I haven’t been to Disney’s Carousel of Progress since childhood, but the future that I watched unfold in 1993 is already in the rearview mirror. Much has been made lately about the intersection of AI with creative pursuits such as illustration and writing. Is a novel composed by a robot the twenty-first century progress we’d hoped for? If preservation is a specific cultural act that enshrines and protects certain narratives and is dependent, in part, on human language and memory, what will a robot preserve, if anything? The future, it seems, is inscribed in the present moment which itself is underwritten by the past. This is true of cities as much as people, of cultures as much as events. And robots can only experience today.

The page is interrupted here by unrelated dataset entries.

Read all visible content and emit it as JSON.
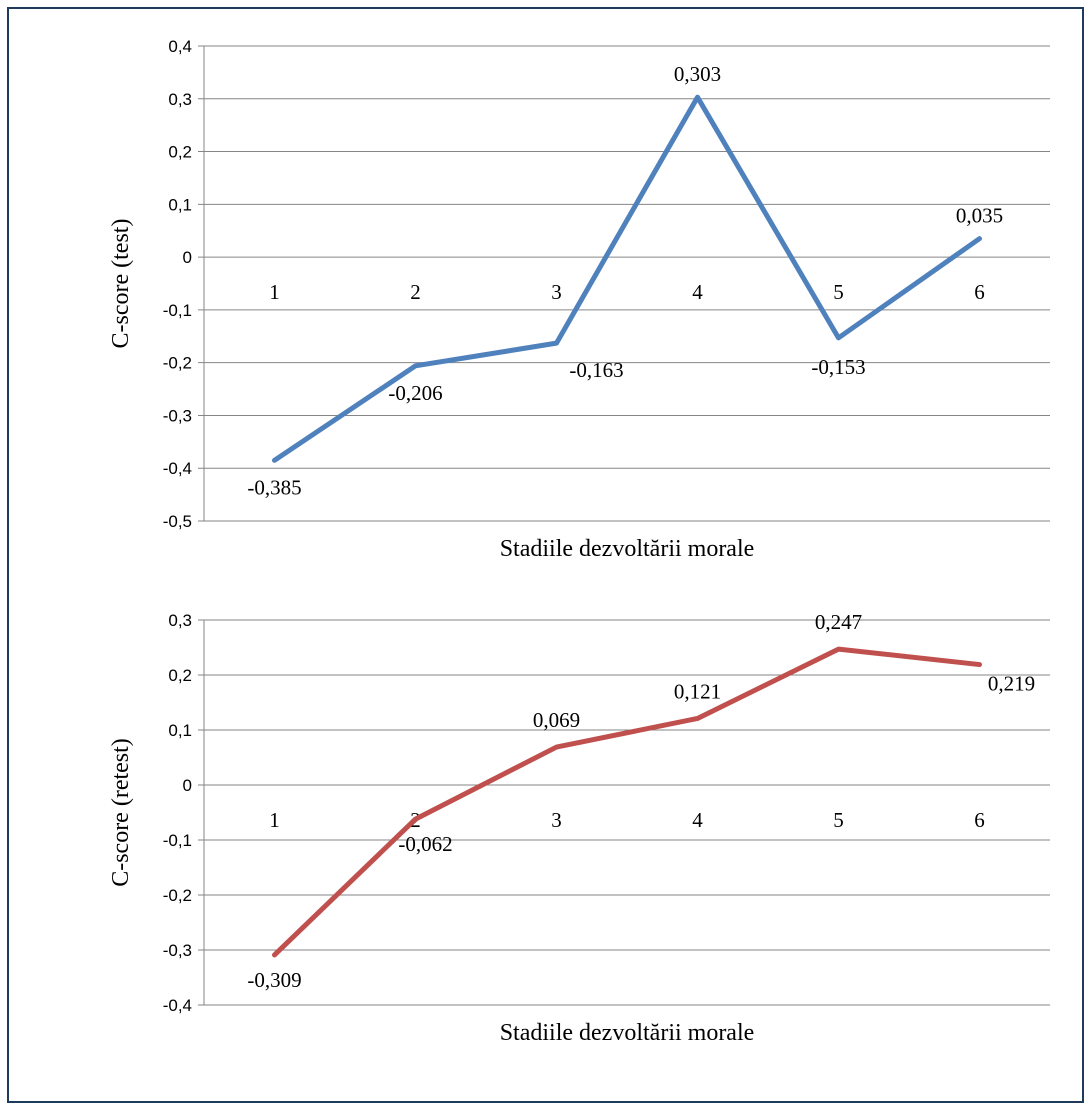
{
  "colors": {
    "border": "#1f3b5c",
    "grid": "#868686",
    "test_line": "#4f81bd",
    "retest_line": "#c0504d"
  },
  "chart_data": [
    {
      "type": "line",
      "categories": [
        "1",
        "2",
        "3",
        "4",
        "5",
        "6"
      ],
      "series": [
        {
          "values": [
            -0.385,
            -0.206,
            -0.163,
            0.303,
            -0.153,
            0.035
          ],
          "labels": [
            "-0,385",
            "-0,206",
            "-0,163",
            "0,303",
            "-0,153",
            "0,035"
          ],
          "color": "#4f81bd"
        }
      ],
      "xlabel": "Stadiile dezvoltării morale",
      "ylabel": "C-score (test)",
      "ylim": [
        -0.5,
        0.4
      ],
      "yticks": [
        "0,4",
        "0,3",
        "0,2",
        "0,1",
        "0",
        "-0,1",
        "-0,2",
        "-0,3",
        "-0,4",
        "-0,5"
      ],
      "grid": true,
      "category_labels_position": "at zero line"
    },
    {
      "type": "line",
      "categories": [
        "1",
        "2",
        "3",
        "4",
        "5",
        "6"
      ],
      "series": [
        {
          "values": [
            -0.309,
            -0.062,
            0.069,
            0.121,
            0.247,
            0.219
          ],
          "labels": [
            "-0,309",
            "-0,062",
            "0,069",
            "0,121",
            "0,247",
            "0,219"
          ],
          "color": "#c0504d"
        }
      ],
      "xlabel": "Stadiile dezvoltării morale",
      "ylabel": "C-score (retest)",
      "ylim": [
        -0.4,
        0.3
      ],
      "yticks": [
        "0,3",
        "0,2",
        "0,1",
        "0",
        "-0,1",
        "-0,2",
        "-0,3",
        "-0,4"
      ],
      "grid": true,
      "category_labels_position": "at zero line"
    }
  ]
}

But, Raffel hints, there is hope. As the sword swallower at the Century of Progress says, “Who cares if a robot can swallow a sword? You need humans to do the things that humans can’t do.” Preserving invisible stories, raising them into the light, is a uniquely human endeavor as well as a calling, one that is as critical today as it was in 1933.
+++
Dawn Raffel is the author of five books, most recently The Strange Case of Dr. Couney: How a Mysterious European Showman Saved Thousands of American Babies (Blue Rider Press, 2018). Other books include two short story collections, a novel, and a memoir. Her stories have appeared in many magazines and anthologies including NOON, BOMB, Conjunctions, Exquisite Pandemic, New American Writing, The Anchor Book of New American Short Stories, and Best Small Fictions.
+
Lacey N. Dunham‘s writing has been published in Ploughshares, Witness, The Normal School, Southwest Review, and McSweeney’s Internet Tendency, among others, and she is an arts fellowship recipient from the DC Commission of the Arts and Humanities. A first-generation college graduate living in Washington, DC, she is the fiction editor at Necessary Fiction and a contributing editor for Story.